Objective The aim of this study was to reveal the mechanisms by which tumor necrosis factor-α (TNF-α) inhibits immature human day-4 burst-forming units-erythroid (BFU-E) and the effect of stem cell factor (SCF) on this process. Methods Sequential density-gradient centrifugation, depletion of lymphocytes, removal of adherent cells, and negative selection with CD2, CD11b, CD16, and CD45 monoclonal antibodies were used to purify day-1 BFU-E, which were then incubated for 3 days to generate day-4 cells. The day-4 cells were incubated with TNF-α, and/or SCF, and the extent of apoptosis was gauged by morphologic observations, TUNEL assays, and Western blots. Results The cell number and the number and size of erythroid colonies were significantly reduced when day-4 cells were incubated with TNF-α. Apoptosis was observed in single-cell plasma clot assays.
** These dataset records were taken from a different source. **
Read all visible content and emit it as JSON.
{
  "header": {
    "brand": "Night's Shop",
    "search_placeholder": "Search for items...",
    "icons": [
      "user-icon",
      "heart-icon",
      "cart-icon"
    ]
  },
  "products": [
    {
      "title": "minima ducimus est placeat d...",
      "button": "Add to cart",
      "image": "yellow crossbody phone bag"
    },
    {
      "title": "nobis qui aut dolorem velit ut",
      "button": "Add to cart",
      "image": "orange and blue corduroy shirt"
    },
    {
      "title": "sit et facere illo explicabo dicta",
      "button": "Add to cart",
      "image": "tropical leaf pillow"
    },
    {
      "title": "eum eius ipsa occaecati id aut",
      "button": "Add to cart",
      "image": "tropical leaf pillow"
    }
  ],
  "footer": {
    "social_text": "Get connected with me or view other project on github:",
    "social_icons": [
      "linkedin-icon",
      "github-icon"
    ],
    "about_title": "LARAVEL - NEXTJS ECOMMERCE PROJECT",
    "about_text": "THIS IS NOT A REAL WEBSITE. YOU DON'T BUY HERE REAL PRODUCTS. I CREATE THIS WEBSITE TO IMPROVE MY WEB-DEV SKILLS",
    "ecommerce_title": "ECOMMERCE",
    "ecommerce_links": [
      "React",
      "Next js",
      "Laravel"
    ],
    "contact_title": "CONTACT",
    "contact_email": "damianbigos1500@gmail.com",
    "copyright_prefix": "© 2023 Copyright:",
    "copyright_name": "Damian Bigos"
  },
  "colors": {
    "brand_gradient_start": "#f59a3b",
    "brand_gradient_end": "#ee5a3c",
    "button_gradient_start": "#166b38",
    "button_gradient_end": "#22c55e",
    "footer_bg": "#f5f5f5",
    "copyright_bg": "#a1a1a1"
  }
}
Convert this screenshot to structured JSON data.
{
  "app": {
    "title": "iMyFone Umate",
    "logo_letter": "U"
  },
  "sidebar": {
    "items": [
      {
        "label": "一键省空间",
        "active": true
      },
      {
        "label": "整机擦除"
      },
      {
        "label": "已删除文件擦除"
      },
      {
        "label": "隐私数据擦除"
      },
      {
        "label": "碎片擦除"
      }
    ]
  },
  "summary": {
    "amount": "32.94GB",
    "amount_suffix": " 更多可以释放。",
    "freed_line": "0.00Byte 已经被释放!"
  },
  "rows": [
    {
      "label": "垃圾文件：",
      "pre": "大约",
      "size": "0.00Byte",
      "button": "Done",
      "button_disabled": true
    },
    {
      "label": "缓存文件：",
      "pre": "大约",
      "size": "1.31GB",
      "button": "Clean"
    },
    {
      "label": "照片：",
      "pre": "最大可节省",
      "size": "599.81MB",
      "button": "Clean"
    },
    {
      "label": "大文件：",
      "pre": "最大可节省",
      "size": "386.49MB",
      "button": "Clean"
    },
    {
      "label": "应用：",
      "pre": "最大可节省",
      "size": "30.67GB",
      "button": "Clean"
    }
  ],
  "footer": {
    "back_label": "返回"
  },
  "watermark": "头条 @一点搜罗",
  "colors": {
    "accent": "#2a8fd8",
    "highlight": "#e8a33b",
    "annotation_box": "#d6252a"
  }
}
TUNEL assays showed 20% ± 6% apoptotic cells with TNF-α while controls had 2.8% ± 2.2%. Caspases 3 and 8 were strongly activated while the amount of CDK6 was reduced by TNF-α. When SCF, a potent stimulator of cell growth, was added with TNF-α, cell growth inhibition was reduced and the apoptotic cells decreased to 0.9% ± 1.2%. The activations of caspase 3 and caspase 8 were almost completely blocked by SCF while CDK6 and the FLICE-inhibitory protein (FLIP) were increased. Conclusions Our results indicate that in immature human BFU-E, TNF-α downregulates CDK6 but also directly produces apoptosis which is prevented by SCF.